Sunday, September 13, 2020

Meat Packing Plant Closed by Ransomware Attack

 

The Intershop Meat Plant in Delano, GA was shut down over the weekend when the control system at the plant was hit by a ransomware attack. The facility was hit with the WannaControl ransomware that specifically targets industrial control systems made by the Robotron Company.

Immanuel C. Securitage, spokesperson for ECS-CERT told reporters this morning that that the company’s control systems at the Delano facility were locked out on Saturday morning as the first shift started work. After briefly trying to operate the facility’s chicken deboning production line manually, management sent the shift home early and announced that it would let workers know when they should return to the plant.

Horst Sinderman, the facility manager, told reporters that the company would not be meeting the ransom demand. “We have been having a hard-enough time keeping the facility open during the COVID-19 pandemic,” he said: “The increased cleaning costs and other COVID prevention measures have already cut deeply into our profit margin. There is no money available to pay for the demanded 1,000-bitcoin ransom demanded by Trabajo Se Unen, a previously unidentified malware group.

A tweet by TrabajoSeUnen that was quickly taken down on TWITTER® said: “We have struck down Intershop to take care of our sick brothers and sisters and their families.”

When Sinderman was asked about the tweet he acknowledged that over three hundred employees have contacted COVID-19. “Our company has covered the medical bills for all of the sick employees,” he said; “And we continued the employees pay checks during their recovery at half-pay even though we believe that most of the infections came from exposures outside of the facility.”

Dade Murphy, CTO of Dragonfire Cyber, said that his company has long thought that the WannaControl malware was the work of Stasi Ehemalige, the German hacking collective. “They have a long history of penetration of Robotron,” he told this reporter; “There are many coding similarities between WannaControl and other malware that affects Robotron products. We also suspect that they have organizational roots that trace back to European radical groups that were financed by the East Germans during the Cold War.”

Johnathan Quest, spokesperson for the Federal Bureau of Inquiry, told reporters that information gleamed from the dark web indicated that the authors of WannaControl have recently started to advertise cut-rate sales of their ransomware to radical labor activists in Europe and the United States. “According to some dialogs that we have intercepted, the WannaControl ‘sales team’ is recommending that ransomware attacks be used to punish companies that fail to properly take care of their employees during the COVID-19 pandemic,” Quest explained; “They are apparently selling the use of the malware for such attacks at a reduced rate.
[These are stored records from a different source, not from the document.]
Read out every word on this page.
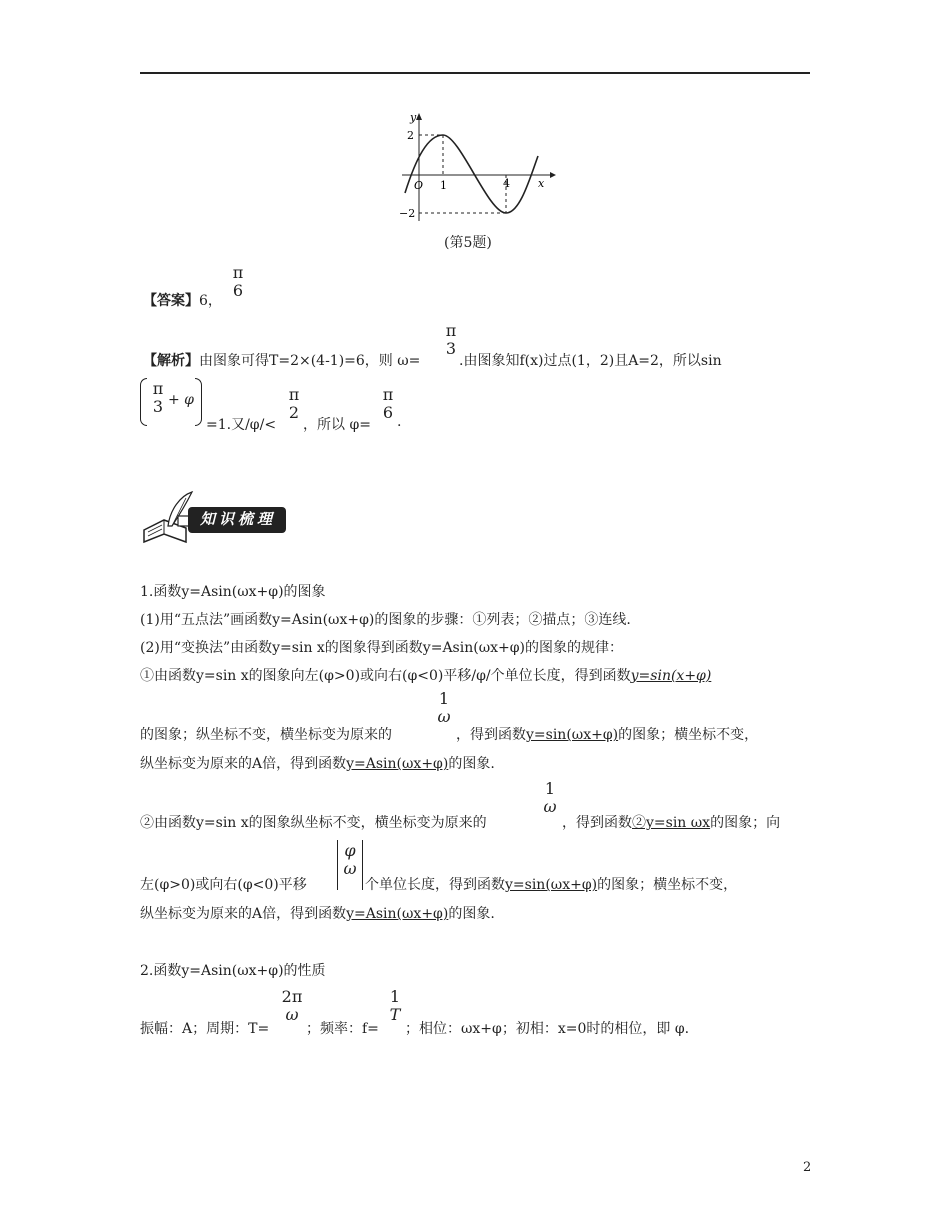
y
x
O 1	4
2
−2
(第5题)
【答案】6，
π
6
【解析】由图象可得T=2×(4-1)=6，则 ω=
π
3
.由图象知f(x)过点(1，2)且A=2，所以sin
π
3 + φ
=1.又/φ/<
π
2
，所以 φ=
π
6 .
知识梳理
1.函数y=Asin(ωx+φ)的图象
(1)用“五点法”画函数y=Asin(ωx+φ)的图象的步骤：①列表；②描点；③连线.
(2)用“变换法”由函数y=sin x的图象得到函数y=Asin(ωx+φ)的图象的规律：
①由函数y=sin x的图象向左(φ>0)或向右(φ<0)平移/φ/个单位长度，得到函数y=sin(x+φ)
的图象；纵坐标不变，横坐标变为原来的
1
ω
，得到函数y=sin(ωx+φ)的图象；横坐标不变，
纵坐标变为原来的A倍，得到函数y=Asin(ωx+φ)的图象.
②由函数y=sin x的图象纵坐标不变，横坐标变为原来的
1
ω
，得到函数②y=sin ωx的图象；向
左(φ>0)或向右(φ<0)平移
φ
ω
个单位长度，得到函数y=sin(ωx+φ)的图象；横坐标不变，
纵坐标变为原来的A倍，得到函数y=Asin(ωx+φ)的图象.
2.函数y=Asin(ωx+φ)的性质
振幅：A；周期：T=
2π
ω
；频率：f=
1
T
；相位：ωx+φ；初相：x=0时的相位，即 φ.
2
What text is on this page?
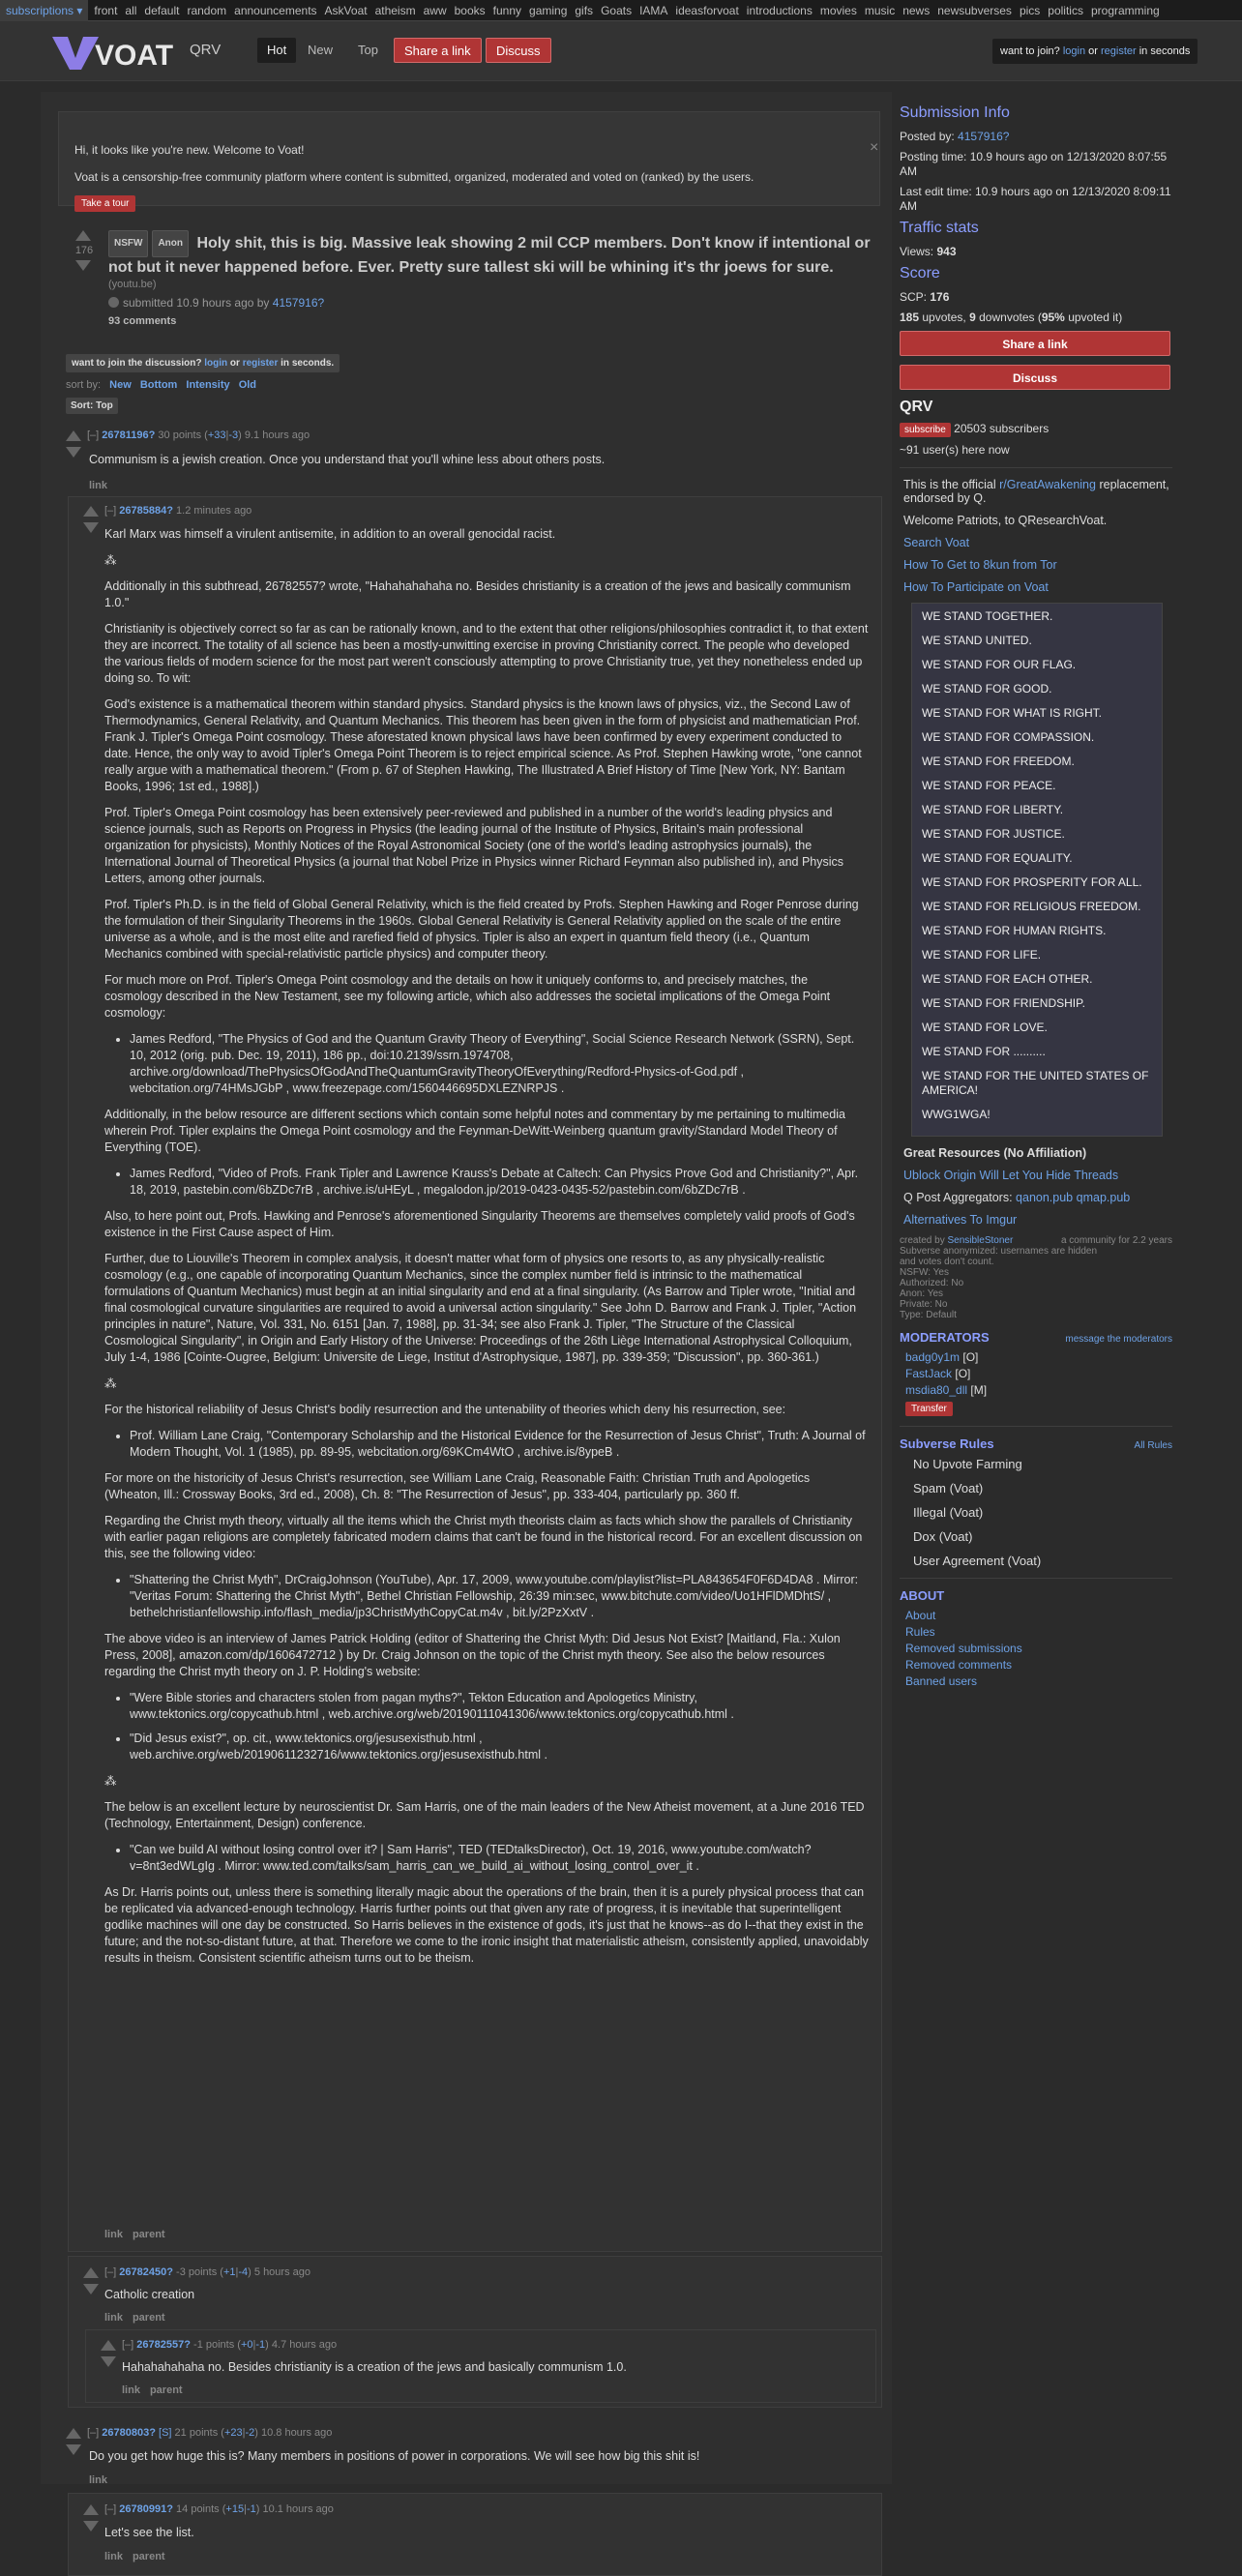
subscriptions ▾ front all default random announcements AskVoat atheism aww books funny gaming gifs Goats IAMA ideasforvoat introductions movies music news newsubverses pics politics programming
VOAT QRV	Hot	New	Top	Share a link	Discuss	want to join? login or register in seconds
Hi, it looks like you're new. Welcome to Voat!
Voat is a censorship-free community platform where content is submitted, organized, moderated and voted on (ranked) by the users.
Take a tour
×
176
NSFW Anon Holy shit, this is big. Massive leak showing 2 mil CCP members. Don't know if intentional or not but it never happened before. Ever. Pretty sure tallest ski will be whining it's thr joews for sure.
(youtu.be)
submitted 10.9 hours ago by 4157916?
93 comments
want to join the discussion? login or register in seconds.
sort by: New Bottom Intensity Old
Sort: Top
[–] 26781196? 30 points (+33|-3) 9.1 hours ago
Communism is a jewish creation. Once you understand that you'll whine less about others posts.
link
[–] 26785884? 1.2 minutes ago

Karl Marx was himself a virulent antisemite, in addition to an overall genocidal racist.

⁂

Additionally in this subthread, 26782557? wrote, "Hahahahahaha no. Besides christianity is a creation of the jews and basically communism 1.0."

Christianity is objectively correct so far as can be rationally known, and to the extent that other religions/philosophies contradict it, to that extent they are incorrect. The totality of all science has been a mostly-unwitting exercise in proving Christianity correct. The people who developed the various fields of modern science for the most part weren't consciously attempting to prove Christianity true, yet they nonetheless ended up doing so. To wit:

God's existence is a mathematical theorem within standard physics. Standard physics is the known laws of physics, viz., the Second Law of Thermodynamics, General Relativity, and Quantum Mechanics. This theorem has been given in the form of physicist and mathematician Prof. Frank J. Tipler's Omega Point cosmology. These aforestated known physical laws have been confirmed by every experiment conducted to date. Hence, the only way to avoid Tipler's Omega Point Theorem is to reject empirical science. As Prof. Stephen Hawking wrote, "one cannot really argue with a mathematical theorem." (From p. 67 of Stephen Hawking, The Illustrated A Brief History of Time [New York, NY: Bantam Books, 1996; 1st ed., 1988].)

Prof. Tipler's Omega Point cosmology has been extensively peer-reviewed and published in a number of the world's leading physics and science journals, such as Reports on Progress in Physics (the leading journal of the Institute of Physics, Britain's main professional organization for physicists), Monthly Notices of the Royal Astronomical Society (one of the world's leading astrophysics journals), the International Journal of Theoretical Physics (a journal that Nobel Prize in Physics winner Richard Feynman also published in), and Physics Letters, among other journals.

Prof. Tipler's Ph.D. is in the field of Global General Relativity, which is the field created by Profs. Stephen Hawking and Roger Penrose during the formulation of their Singularity Theorems in the 1960s. Global General Relativity is General Relativity applied on the scale of the entire universe as a whole, and is the most elite and rarefied field of physics. Tipler is also an expert in quantum field theory (i.e., Quantum Mechanics combined with special-relativistic particle physics) and computer theory.

For much more on Prof. Tipler's Omega Point cosmology and the details on how it uniquely conforms to, and precisely matches, the cosmology described in the New Testament, see my following article, which also addresses the societal implications of the Omega Point cosmology:

• James Redford, "The Physics of God and the Quantum Gravity Theory of Everything", Social Science Research Network (SSRN), Sept. 10, 2012 (orig. pub. Dec. 19, 2011), 186 pp., doi:10.2139/ssrn.1974708, archive.org/download/ThePhysicsOfGodAndTheQuantumGravityTheoryOfEverything/Redford-Physics-of-God.pdf , webcitation.org/74HMsJGbP , www.freezepage.com/1560446695DXLEZNRPJS .

Additionally, in the below resource are different sections which contain some helpful notes and commentary by me pertaining to multimedia wherein Prof. Tipler explains the Omega Point cosmology and the Feynman-DeWitt-Weinberg quantum gravity/Standard Model Theory of Everything (TOE).

• James Redford, "Video of Profs. Frank Tipler and Lawrence Krauss's Debate at Caltech: Can Physics Prove God and Christianity?", Apr. 18, 2019, pastebin.com/6bZDc7rB , archive.is/uHEyL , megalodon.jp/2019-0423-0435-52/pastebin.com/6bZDc7rB .

Also, to here point out, Profs. Hawking and Penrose's aforementioned Singularity Theorems are themselves completely valid proofs of God's existence in the First Cause aspect of Him.

Further, due to Liouville's Theorem in complex analysis, it doesn't matter what form of physics one resorts to, as any physically-realistic cosmology (e.g., one capable of incorporating Quantum Mechanics, since the complex number field is intrinsic to the mathematical formulations of Quantum Mechanics) must begin at an initial singularity and end at a final singularity. (As Barrow and Tipler wrote, "Initial and final cosmological curvature singularities are required to avoid a universal action singularity." See John D. Barrow and Frank J. Tipler, "Action principles in nature", Nature, Vol. 331, No. 6151 [Jan. 7, 1988], pp. 31-34; see also Frank J. Tipler, "The Structure of the Classical Cosmological Singularity", in Origin and Early History of the Universe: Proceedings of the 26th Liège International Astrophysical Colloquium, July 1-4, 1986 [Cointe-Ougree, Belgium: Universite de Liege, Institut d'Astrophysique, 1987], pp. 339-359; "Discussion", pp. 360-361.)

⁂

For the historical reliability of Jesus Christ's bodily resurrection and the untenability of theories which deny his resurrection, see:

• Prof. William Lane Craig, "Contemporary Scholarship and the Historical Evidence for the Resurrection of Jesus Christ", Truth: A Journal of Modern Thought, Vol. 1 (1985), pp. 89-95, webcitation.org/69KCm4WtO , archive.is/8ypeB .

For more on the historicity of Jesus Christ's resurrection, see William Lane Craig, Reasonable Faith: Christian Truth and Apologetics (Wheaton, Ill.: Crossway Books, 3rd ed., 2008), Ch. 8: "The Resurrection of Jesus", pp. 333-404, particularly pp. 360 ff.

Regarding the Christ myth theory, virtually all the items which the Christ myth theorists claim as facts which show the parallels of Christianity with earlier pagan religions are completely fabricated modern claims that can't be found in the historical record. For an excellent discussion on this, see the following video:

• "Shattering the Christ Myth", DrCraigJohnson (YouTube), Apr. 17, 2009, www.youtube.com/playlist?list=PLA843654F0F6D4DA8 . Mirror: "Veritas Forum: Shattering the Christ Myth", Bethel Christian Fellowship, 26:39 min:sec, www.bitchute.com/video/Uo1HFlDMDhtS/ , bethelchristianfellowship.info/flash_media/jp3ChristMythCopyCat.m4v , bit.ly/2PzXxtV .

The above video is an interview of James Patrick Holding (editor of Shattering the Christ Myth: Did Jesus Not Exist? [Maitland, Fla.: Xulon Press, 2008], amazon.com/dp/1606472712 ) by Dr. Craig Johnson on the topic of the Christ myth theory. See also the below resources regarding the Christ myth theory on J. P. Holding's website:

• "Were Bible stories and characters stolen from pagan myths?", Tekton Education and Apologetics Ministry, www.tektonics.org/copycathub.html , web.archive.org/web/20190111041306/www.tektonics.org/copycathub.html .
• "Did Jesus exist?", op. cit., www.tektonics.org/jesusexisthub.html , web.archive.org/web/20190611232716/www.tektonics.org/jesusexisthub.html .

⁂

The below is an excellent lecture by neuroscientist Dr. Sam Harris, one of the main leaders of the New Atheist movement, at a June 2016 TED (Technology, Entertainment, Design) conference.

• "Can we build AI without losing control over it? | Sam Harris", TED (TEDtalksDirector), Oct. 19, 2016, www.youtube.com/watch?v=8nt3edWLgIg . Mirror: www.ted.com/talks/sam_harris_can_we_build_ai_without_losing_control_over_it .

As Dr. Harris points out, unless there is something literally magic about the operations of the brain, then it is a purely physical process that can be replicated via advanced-enough technology. Harris further points out that given any rate of progress, it is inevitable that superintelligent godlike machines will one day be constructed. So Harris believes in the existence of gods, it's just that he knows--as do I--that they exist in the future; and the not-so-distant future, at that. Therefore we come to the ironic insight that materialistic atheism, consistently applied, unavoidably results in theism. Consistent scientific atheism turns out to be theism.

link parent
[–] 26782450? -3 points (+1|-4) 5 hours ago
Catholic creation
link parent
[–] 26782557? -1 points (+0|-1) 4.7 hours ago
Hahahahahaha no. Besides christianity is a creation of the jews and basically communism 1.0.
link parent
[–] 26780803? [S] 21 points (+23|-2) 10.8 hours ago
Do you get how huge this is? Many members in positions of power in corporations. We will see how big this shit is!
link
[–] 26780991? 14 points (+15|-1) 10.1 hours ago
Let's see the list.
link parent
Submission Info
Posted by: 4157916?
Posting time: 10.9 hours ago on 12/13/2020 8:07:55 AM
Last edit time: 10.9 hours ago on 12/13/2020 8:09:11 AM
Traffic stats
Views: 943
Score
SCP: 176
185 upvotes, 9 downvotes (95% upvoted it)
Share a link
Discuss
QRV
subscribe 20503 subscribers
~91 user(s) here now
This is the official r/GreatAwakening replacement, endorsed by Q.
Welcome Patriots, to QResearchVoat.
Search Voat
How To Get to 8kun from Tor
How To Participate on Voat
WE STAND TOGETHER.
WE STAND UNITED.
WE STAND FOR OUR FLAG.
WE STAND FOR GOOD.
WE STAND FOR WHAT IS RIGHT.
WE STAND FOR COMPASSION.
WE STAND FOR FREEDOM.
WE STAND FOR PEACE.
WE STAND FOR LIBERTY.
WE STAND FOR JUSTICE.
WE STAND FOR EQUALITY.
WE STAND FOR PROSPERITY FOR ALL.
WE STAND FOR RELIGIOUS FREEDOM.
WE STAND FOR HUMAN RIGHTS.
WE STAND FOR LIFE.
WE STAND FOR EACH OTHER.
WE STAND FOR FRIENDSHIP.
WE STAND FOR LOVE.
WE STAND FOR ..........
WE STAND FOR THE UNITED STATES OF AMERICA!
WWG1WGA!
Great Resources (No Affiliation)
Ublock Origin Will Let You Hide Threads
Q Post Aggregators: qanon.pub qmap.pub
Alternatives To Imgur
created by SensibleStoner	a community for 2.2 years
Subverse anonymized: usernames are hidden and votes don't count.
NSFW: Yes
Authorized: No
Anon: Yes
Private: No
Type: Default
MODERATORS	message the moderators
badg0y1m [O]
FastJack [O]
msdia80_dll [M]
Transfer
Subverse Rules	All Rules
No Upvote Farming
Spam (Voat)
Illegal (Voat)
Dox (Voat)
User Agreement (Voat)
ABOUT
About
Rules
Removed submissions
Removed comments
Banned users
In at least one case the use was sold for 10% of the normal price.”

Vicente Lombardo Toledano, the President of Amalgamated Meat Cutters Local 1936 (AMC 1936), said that closing the plant was not in the best interest of the employees. “Our people are not going to get paid for sitting home waiting for the company to resolve this problem,” he told reporters at the local union hall; “Any claim that our union or our members had anything to do with this ransomware attack is completely unfounded and untrue.”